Q+A with Daniel Brooks
Award-winning director Daniel Brooks [A Doll’s House, 2016] is spending six weeks teaching the artists of the Soulpepper Academy. He sat down in the Young Centre atrium with Academy playwright Rosamund Small to answer a few questions about art, process and learning.
DANIEL: I always wanted to be one of those people who were really witty when asked questions. I always wanted to have the perfect quip, and sound really smart. But I’m just not.
ROSAMUND: I’ll edit it so you sound like Oscar Wilde.
DANIEL: Thank you.
ROSAMUND: So, to start, what have you been doing with the Academy?
DANIEL: I’m working on Chekhov’s Three Sisters with [the Academy]. I’m analysing the play, and asking them to choose scene partners, cook up a scene, then I send them away and they rehearse more and bring it back again for us to work on together. We’ll be doing some new scenes today and I’m very curious to see if they start them way ahead in quality of the original scenes they brought me, on the second day of our classes together.
R: If you could pick one idea that you hope the Academy grasp from your teaching, what would it be?
D: I hope they will shed the idea that there is a final product that is to be repeated night after night in performance. You may get to the point, after opening night, where the director has left and there is set blocking, even maybe set gesture. But you [the actor] need be open to the moment, and to your breath, and discover the scene every night. The ‘liveness’ of performance.
R: You’ve already worked with my fellow Academy Playwright Sina Gilani, who assistant-directed your production of A Doll’s House here at Soulpepper. Can you tell me about what brings you and Sina together artistically?

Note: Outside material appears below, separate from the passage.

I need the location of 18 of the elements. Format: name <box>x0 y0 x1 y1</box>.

D: I love working with Sina. He has such an authentic and untainted experience of art. Sophisticated, [and] schooled, but also untainted by any ideologies. He is so unbelievably open hearted in the way that he receives work…theatre….and people.
R: What do you love most about Chekhov?
D: The way Chekhov is able to write with wisdom, about human relations, language, the individual and society, the way he battles with the idea of the time, and the way he orchestrates a play, it’s like a symphony. Are you learning from him?
R: From Chekhov? Of course!
D: He’s really amazing.
R: What Chekhov would you choose to direct?
D: This really is an interesting time right now to think about what kind of play to do. There are some things happening in the world that are very, very, serious, obviously. So I would have to think very, very carefully about whether it’s the time for Three Sisters. But if I were to approach a theatre company about a Chekhov, I think I would propose Three Sisters.
R: Can you share a pivotal educational experience you had in your early career?
D: Working with Philippe Gaulier was very important to me. I attended his two-month workshop in Paris. I studied clown and jeu, and learned a lot. And at the same time in Paris I saw Pina Bausch for the first time. Wow.
R: Who is a Soulpepper artist who inspires you?
D: Diego Matamoros. His commitment, dedication, focus, wisdom around his craft and work, has inspired me. And of course, his talent. I’ve learned a lot about acting with him, and from him.
R: Anything else you would like to say?
D: We’re in the throws of a very serious historical movement [in the world]. And I think – for the patrons of the arts specifically – it’s an opportunity to insist that the theatre turn away from box office accounts, and ask some really serious questions about how theatre can engage with the world.